What's in this Guide

What Is and Isn't in this Guide

This guide is intended to provide professors and administrators with some preliminary information about Generative Artificial Intelligence (GAI), including the one students are most familiar with: Open AI's ChatGPT. It is not meant to be definitive, chiefly because the landscape of GAI is changing rapidly as Open AI reacts both to criticisms at large as well as to the lessons it’s learning from current users. While there are other GAI products available, ChatGPT remains the most popular among students.

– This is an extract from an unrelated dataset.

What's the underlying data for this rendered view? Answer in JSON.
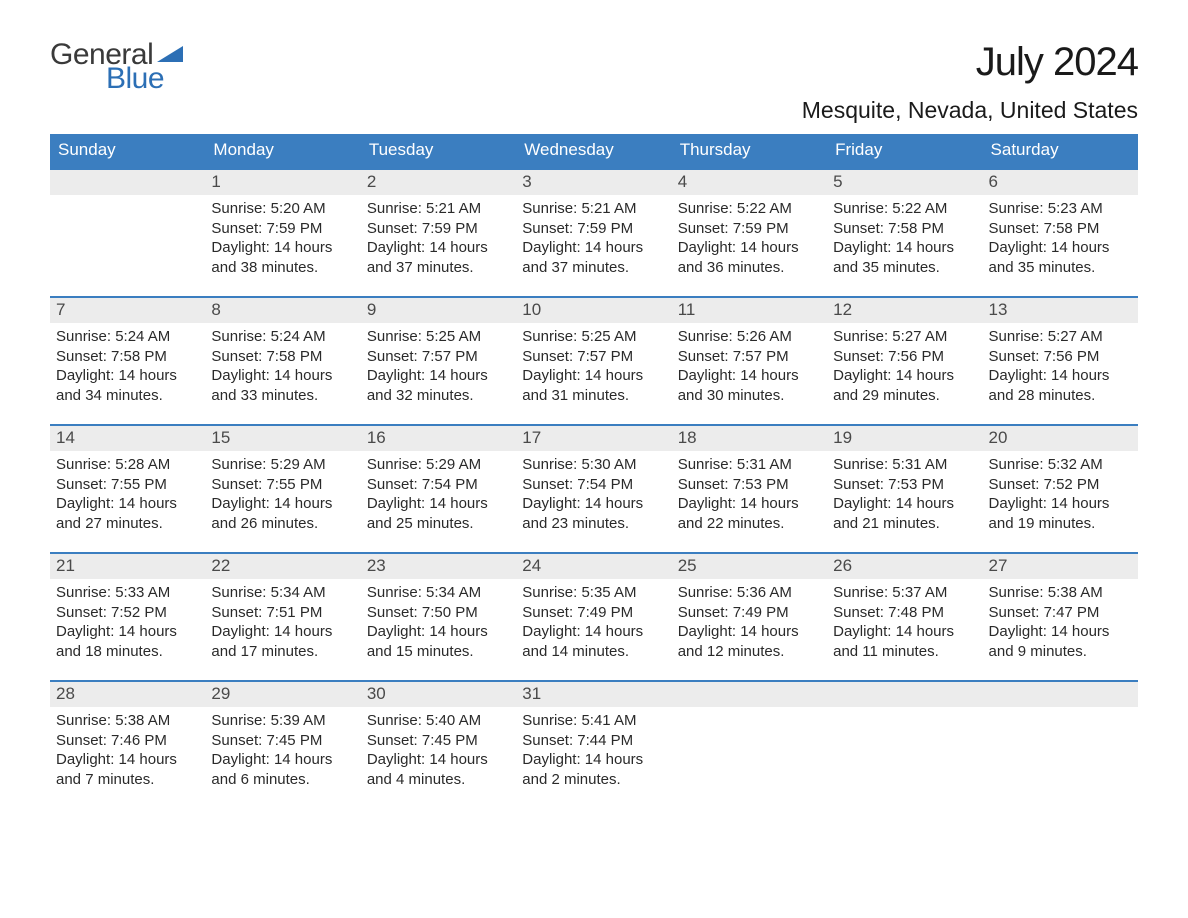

This guide also is not meant to discuss the many uses of OpenAI’s ChatGPT, but to present professors with an overview of its impact on education and pedagogy. Without doubt, educators are at the very front lines when it comes to the impact of this tool and thus face unique challenges. For instance, if students so elect, they could use ChatGPT to supply either sections of research papers and/or essays or the entire paper, among other assignments. Additionally, ChatGPT is subject to "hallucinations" - providing false information and even falsified citations - and can't be considered completely trustworthy as a source for information. So, just as the Internet is a useful tool for many applications - but unreliable when it comes to accessing scholarly information - so is ChatGPT.

This guide strives to provide professors with a summary of current thinking in academic circles as well as some preliminary suggested approaches based on the curated sources contained in this Guide. Since the AI tool was released in November 2022, a growing body of research is available. Their links are included throughout the guide. 

 

FTC Investigations

The Federal Trade Commission opened an investigation into ChatGPT in July, 2023. The 20-page letter submitted to the company is seeking information to help determine if any consumer protection laws have been broken. The FTC is requesting information on such matters as how Open AI protects against data security breaches, the sources it's using to scrape information, privacy safeguards, and the false, and sometimes defamatory, information it provides to consumers. (See the articles below.) Meanwhile, it opened a separate investigation in January, 2024, into GAI investments and partnerships with regards to Alphabet, Amazon, Anthtopic PBC, Microsoft and OpenAI.